Un mouvement de grève national
Depuis le 1er avril, les avocats nîmois, comme leurs confrères partout en France, observent une grève pour dénoncer ce projet. Ils estiment que le plaider coupable en matière criminelle porterait atteinte aux droits de la défense et à l'équité des procès.

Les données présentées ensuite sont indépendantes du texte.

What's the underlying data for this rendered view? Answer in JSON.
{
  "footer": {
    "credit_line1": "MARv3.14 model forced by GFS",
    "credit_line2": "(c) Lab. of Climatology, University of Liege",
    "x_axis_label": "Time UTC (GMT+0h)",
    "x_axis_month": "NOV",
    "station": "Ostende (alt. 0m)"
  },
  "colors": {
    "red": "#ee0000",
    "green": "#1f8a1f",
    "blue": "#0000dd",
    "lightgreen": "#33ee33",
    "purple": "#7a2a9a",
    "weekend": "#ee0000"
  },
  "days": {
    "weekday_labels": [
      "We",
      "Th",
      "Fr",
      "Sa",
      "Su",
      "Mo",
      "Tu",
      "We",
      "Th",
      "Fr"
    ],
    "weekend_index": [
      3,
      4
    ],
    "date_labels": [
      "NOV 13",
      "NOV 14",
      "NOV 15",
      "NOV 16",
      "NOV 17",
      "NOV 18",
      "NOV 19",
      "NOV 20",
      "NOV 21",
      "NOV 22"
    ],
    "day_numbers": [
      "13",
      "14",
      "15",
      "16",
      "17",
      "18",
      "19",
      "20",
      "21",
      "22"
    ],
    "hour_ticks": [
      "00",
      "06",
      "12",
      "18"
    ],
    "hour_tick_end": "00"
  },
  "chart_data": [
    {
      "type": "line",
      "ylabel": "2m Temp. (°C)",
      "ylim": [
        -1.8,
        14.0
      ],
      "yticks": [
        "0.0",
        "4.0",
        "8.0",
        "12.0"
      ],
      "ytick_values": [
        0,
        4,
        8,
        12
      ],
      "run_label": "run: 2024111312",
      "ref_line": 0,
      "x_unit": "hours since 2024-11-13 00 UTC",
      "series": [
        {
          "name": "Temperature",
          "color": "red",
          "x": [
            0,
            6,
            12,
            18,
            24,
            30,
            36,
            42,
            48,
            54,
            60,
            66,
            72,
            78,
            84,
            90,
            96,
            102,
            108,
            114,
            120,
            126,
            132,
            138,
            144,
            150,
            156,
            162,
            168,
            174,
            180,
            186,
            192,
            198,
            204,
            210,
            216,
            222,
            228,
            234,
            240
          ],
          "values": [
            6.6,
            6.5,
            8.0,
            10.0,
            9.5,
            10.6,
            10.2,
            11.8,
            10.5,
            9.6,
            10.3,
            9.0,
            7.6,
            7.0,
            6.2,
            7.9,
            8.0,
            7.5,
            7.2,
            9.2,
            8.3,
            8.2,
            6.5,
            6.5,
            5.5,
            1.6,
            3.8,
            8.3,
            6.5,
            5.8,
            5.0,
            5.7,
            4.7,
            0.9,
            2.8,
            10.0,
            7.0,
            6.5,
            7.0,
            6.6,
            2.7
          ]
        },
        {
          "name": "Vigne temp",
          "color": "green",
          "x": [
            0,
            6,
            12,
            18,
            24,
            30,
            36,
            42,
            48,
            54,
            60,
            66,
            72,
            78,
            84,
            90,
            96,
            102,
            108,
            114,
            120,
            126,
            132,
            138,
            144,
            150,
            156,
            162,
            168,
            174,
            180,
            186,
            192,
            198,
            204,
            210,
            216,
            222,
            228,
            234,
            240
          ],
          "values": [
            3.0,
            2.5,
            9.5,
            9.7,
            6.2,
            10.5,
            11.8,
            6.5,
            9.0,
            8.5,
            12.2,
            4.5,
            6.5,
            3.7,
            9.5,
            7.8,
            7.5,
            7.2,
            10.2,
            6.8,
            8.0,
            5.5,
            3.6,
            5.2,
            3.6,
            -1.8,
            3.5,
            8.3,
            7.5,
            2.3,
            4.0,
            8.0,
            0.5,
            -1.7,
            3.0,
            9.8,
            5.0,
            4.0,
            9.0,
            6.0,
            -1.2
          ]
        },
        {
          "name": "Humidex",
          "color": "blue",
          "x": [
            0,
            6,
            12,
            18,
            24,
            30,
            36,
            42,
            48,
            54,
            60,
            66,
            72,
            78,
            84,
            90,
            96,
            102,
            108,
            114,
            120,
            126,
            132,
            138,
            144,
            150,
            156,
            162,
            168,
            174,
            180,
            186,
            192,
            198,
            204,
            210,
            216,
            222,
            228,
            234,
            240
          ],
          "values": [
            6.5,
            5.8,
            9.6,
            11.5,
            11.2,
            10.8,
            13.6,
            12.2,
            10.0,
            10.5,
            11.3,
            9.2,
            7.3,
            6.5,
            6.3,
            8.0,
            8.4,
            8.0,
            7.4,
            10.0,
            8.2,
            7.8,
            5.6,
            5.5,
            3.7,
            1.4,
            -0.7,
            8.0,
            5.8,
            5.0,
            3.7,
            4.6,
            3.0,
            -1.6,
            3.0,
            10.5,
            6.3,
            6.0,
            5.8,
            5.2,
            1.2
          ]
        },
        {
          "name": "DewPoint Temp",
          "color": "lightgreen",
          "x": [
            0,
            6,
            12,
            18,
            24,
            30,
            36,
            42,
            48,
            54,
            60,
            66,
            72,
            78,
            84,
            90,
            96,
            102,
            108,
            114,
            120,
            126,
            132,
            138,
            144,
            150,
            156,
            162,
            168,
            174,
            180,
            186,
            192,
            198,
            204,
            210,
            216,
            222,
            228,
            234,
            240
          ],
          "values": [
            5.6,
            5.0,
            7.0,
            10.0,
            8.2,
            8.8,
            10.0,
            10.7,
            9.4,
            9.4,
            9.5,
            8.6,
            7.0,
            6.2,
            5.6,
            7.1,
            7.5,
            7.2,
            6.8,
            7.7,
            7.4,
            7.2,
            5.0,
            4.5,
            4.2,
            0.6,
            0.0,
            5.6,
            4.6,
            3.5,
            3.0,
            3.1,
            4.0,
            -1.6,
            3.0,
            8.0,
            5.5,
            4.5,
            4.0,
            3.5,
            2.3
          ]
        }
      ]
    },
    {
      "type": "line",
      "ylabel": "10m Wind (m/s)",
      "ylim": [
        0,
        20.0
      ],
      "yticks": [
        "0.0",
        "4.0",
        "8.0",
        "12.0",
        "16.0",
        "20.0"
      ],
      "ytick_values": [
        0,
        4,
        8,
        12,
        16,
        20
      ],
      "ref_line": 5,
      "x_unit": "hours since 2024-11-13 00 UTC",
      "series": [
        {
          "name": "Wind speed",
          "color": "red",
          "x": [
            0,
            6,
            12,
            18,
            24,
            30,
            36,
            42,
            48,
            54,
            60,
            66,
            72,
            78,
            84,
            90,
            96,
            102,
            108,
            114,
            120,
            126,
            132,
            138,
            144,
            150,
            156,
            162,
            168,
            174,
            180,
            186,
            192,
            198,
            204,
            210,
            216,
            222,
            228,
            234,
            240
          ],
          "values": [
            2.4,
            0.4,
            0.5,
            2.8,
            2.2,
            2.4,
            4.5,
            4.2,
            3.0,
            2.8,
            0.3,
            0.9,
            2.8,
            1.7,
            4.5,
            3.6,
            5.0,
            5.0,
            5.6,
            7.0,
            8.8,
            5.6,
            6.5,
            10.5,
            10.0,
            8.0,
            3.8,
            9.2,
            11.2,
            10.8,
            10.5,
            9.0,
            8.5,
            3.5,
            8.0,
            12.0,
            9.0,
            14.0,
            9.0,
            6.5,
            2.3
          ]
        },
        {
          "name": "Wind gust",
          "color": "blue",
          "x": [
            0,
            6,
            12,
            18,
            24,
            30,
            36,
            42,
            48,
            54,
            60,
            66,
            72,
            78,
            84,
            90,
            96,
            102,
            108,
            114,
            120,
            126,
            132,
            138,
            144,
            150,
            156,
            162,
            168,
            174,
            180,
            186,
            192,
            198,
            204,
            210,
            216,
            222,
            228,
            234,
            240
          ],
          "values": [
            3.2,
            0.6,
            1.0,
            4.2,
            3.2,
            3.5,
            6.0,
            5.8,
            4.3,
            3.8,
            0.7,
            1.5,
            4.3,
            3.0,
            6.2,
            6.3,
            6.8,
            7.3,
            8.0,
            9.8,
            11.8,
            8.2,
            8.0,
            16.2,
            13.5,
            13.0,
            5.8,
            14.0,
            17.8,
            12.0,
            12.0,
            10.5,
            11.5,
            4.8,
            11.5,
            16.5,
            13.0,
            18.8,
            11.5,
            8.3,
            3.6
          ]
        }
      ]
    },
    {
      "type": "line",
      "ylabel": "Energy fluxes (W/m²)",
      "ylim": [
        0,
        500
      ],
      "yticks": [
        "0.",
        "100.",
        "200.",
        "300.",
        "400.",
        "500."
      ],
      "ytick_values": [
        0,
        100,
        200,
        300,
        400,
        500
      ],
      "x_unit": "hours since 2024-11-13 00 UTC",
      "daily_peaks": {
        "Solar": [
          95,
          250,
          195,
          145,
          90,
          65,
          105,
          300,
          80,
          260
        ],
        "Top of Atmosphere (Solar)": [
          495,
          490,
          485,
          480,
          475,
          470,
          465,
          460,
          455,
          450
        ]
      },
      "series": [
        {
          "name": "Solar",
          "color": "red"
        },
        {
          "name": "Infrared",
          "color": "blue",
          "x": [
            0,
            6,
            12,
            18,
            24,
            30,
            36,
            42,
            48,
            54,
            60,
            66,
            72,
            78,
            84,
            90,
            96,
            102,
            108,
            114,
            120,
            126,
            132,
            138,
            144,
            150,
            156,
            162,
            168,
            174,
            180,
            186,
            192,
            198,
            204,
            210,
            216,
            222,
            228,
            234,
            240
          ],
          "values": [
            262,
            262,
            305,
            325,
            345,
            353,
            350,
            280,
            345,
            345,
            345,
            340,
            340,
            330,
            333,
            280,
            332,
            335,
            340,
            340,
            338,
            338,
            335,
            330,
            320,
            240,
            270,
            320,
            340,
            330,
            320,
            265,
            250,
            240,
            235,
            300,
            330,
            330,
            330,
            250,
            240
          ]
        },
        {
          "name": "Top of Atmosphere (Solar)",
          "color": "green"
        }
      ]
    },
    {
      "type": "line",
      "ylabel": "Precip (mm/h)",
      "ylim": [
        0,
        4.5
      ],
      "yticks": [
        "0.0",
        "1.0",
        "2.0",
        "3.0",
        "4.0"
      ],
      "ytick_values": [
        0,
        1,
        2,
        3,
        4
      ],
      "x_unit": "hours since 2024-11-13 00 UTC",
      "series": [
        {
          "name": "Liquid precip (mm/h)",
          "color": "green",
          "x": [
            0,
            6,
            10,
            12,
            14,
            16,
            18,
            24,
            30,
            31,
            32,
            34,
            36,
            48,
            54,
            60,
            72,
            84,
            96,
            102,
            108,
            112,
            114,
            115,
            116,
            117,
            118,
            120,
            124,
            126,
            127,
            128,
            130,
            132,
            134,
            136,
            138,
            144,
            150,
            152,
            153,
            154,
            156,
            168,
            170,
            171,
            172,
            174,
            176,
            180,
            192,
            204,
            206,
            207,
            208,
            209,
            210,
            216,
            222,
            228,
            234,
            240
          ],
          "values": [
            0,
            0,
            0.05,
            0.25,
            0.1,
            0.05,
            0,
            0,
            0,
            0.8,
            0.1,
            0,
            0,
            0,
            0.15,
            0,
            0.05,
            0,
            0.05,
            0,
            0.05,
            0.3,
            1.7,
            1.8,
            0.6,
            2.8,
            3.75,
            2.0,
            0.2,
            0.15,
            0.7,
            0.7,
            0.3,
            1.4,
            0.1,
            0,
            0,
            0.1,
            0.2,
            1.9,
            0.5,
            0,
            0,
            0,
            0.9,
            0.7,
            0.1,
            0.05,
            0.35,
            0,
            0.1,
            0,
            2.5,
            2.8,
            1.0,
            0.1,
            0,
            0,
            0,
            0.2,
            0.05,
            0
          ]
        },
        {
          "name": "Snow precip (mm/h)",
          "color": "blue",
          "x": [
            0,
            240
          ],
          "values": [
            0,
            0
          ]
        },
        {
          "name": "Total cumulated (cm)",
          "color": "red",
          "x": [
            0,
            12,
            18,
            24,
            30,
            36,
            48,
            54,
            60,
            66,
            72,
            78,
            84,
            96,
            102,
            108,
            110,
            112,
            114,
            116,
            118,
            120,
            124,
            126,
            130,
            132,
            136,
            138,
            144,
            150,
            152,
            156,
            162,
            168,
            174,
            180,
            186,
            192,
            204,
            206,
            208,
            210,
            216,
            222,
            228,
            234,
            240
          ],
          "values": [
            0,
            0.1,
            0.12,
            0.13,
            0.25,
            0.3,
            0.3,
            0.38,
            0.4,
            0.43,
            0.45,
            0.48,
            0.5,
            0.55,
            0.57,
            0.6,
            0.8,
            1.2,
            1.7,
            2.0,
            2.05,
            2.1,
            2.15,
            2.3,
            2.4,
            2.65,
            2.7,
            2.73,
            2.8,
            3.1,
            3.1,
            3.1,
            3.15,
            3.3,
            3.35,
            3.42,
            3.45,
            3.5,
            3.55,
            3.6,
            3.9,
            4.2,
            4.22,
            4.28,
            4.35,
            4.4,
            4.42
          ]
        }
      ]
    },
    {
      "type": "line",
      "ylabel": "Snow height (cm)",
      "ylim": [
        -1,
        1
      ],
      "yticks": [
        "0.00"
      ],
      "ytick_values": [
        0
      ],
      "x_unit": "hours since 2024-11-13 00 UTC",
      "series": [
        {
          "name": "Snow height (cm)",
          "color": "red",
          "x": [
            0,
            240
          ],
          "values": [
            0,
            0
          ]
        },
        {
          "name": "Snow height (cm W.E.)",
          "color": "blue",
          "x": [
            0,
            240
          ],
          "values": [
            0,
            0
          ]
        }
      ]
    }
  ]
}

Les concessions du ministre
Le 12 mai, Gérald Darmanin a proposé, dans un esprit de conciliation, d'exclure les crimes sexuels (viols) ainsi que tous les crimes relevant de la cour d'assises. Le projet ne concernerait plus que les coups mortels et les braquages jugés par la cour criminelle. Malgré cette avancée, les avocats nîmois maintiennent leur opposition.
Des actions ciblées
Le barreau de Nîmes a décidé de concentrer son mouvement de grève sur les comparutions sur reconnaissance préalable de culpabilité (CRPC) et les CRPC défèrement. Ces audiences sont particulièrement visées car elles sont au cœur du dispositif contesté.
Les instances nationales des avocats, notamment la Conférence nationale des bâtonniers, doivent se réunir en début de semaine prochaine pour décider de la suite du mouvement. La profession attend des garanties supplémentaires avant de lever la grève.